[armedbear-devel] destroy-thread and unwind-protect

Alessio Stalla alessiostalla at gmail.com
Mon Oct 24 21:34:24 UTC 2011


On Sun, Oct 23, 2011 at 8:05 PM, James Lawrence <llmjjmll at gmail.com> wrote:
>    (defun test-cleanup ()
>      (let* ((cleanedp nil)
>             (thread (threads:make-thread
>                      (lambda ()
>                        (unwind-protect (sleep 999)
>                          (setf cleanedp t))))))
>        (sleep 0.5)
>        (threads:destroy-thread thread)
>        (sleep 0.5)
>        cleanedp))
>
>    (test-cleanup)
>
> ABCL-1.0.0 and ABCL-0.27.0 return NIL.
>
> Other implementations I tested all return T -- Allegro, Clozure,
> LispWorks, SBCL (changing "threads" to "bordeaux-threads").
>
> Of course this isn't a bug since ABCL is free to do what it wishes.
> Does ABCL wish that?

I don't think we should wish that.

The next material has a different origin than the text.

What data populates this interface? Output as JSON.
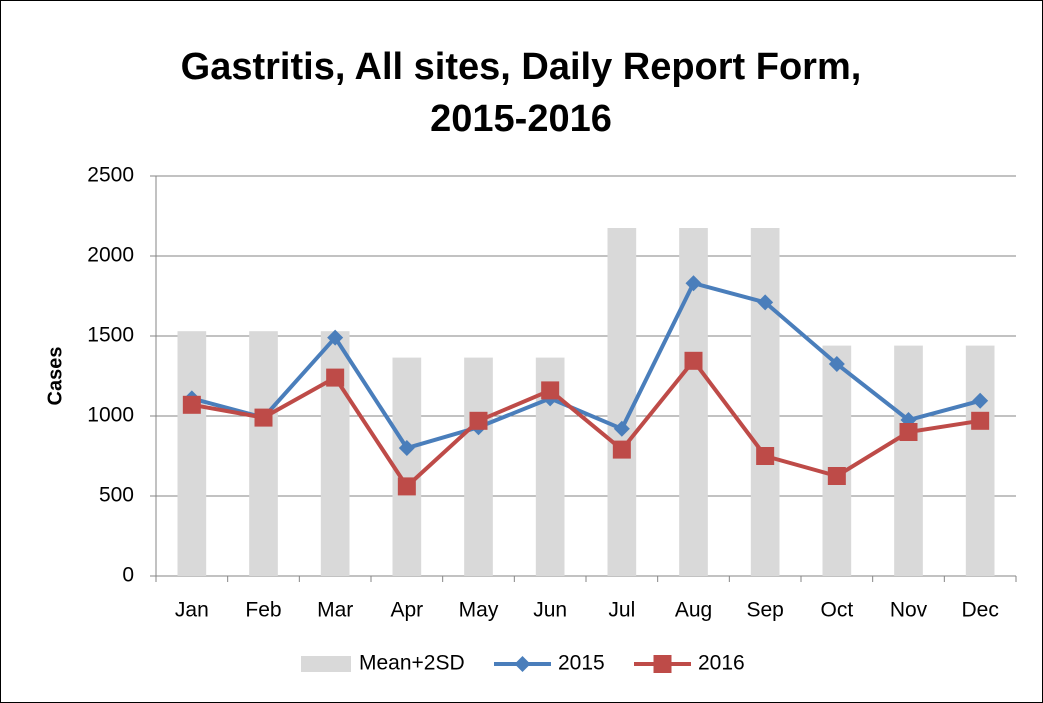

It's inconsistent not only with
other Lisp implementations, but with Java thread semantics as well.
The problems are two: first, that destroy-thread doesn't really
destroy the thread, it just sets a flag, so the sleep is not aborted
(when it ends, the next form is not evaluated and the thread just
terminates); second, that sleep swallows the ThreadInterrupted
exception anyway, so even if it were interrupted, the thread would
then continue normally.
I think thread-destroy should be reimplemented to call
Thread.interrupt() and that we should properly handle
InterruptedException as a Lisp condition.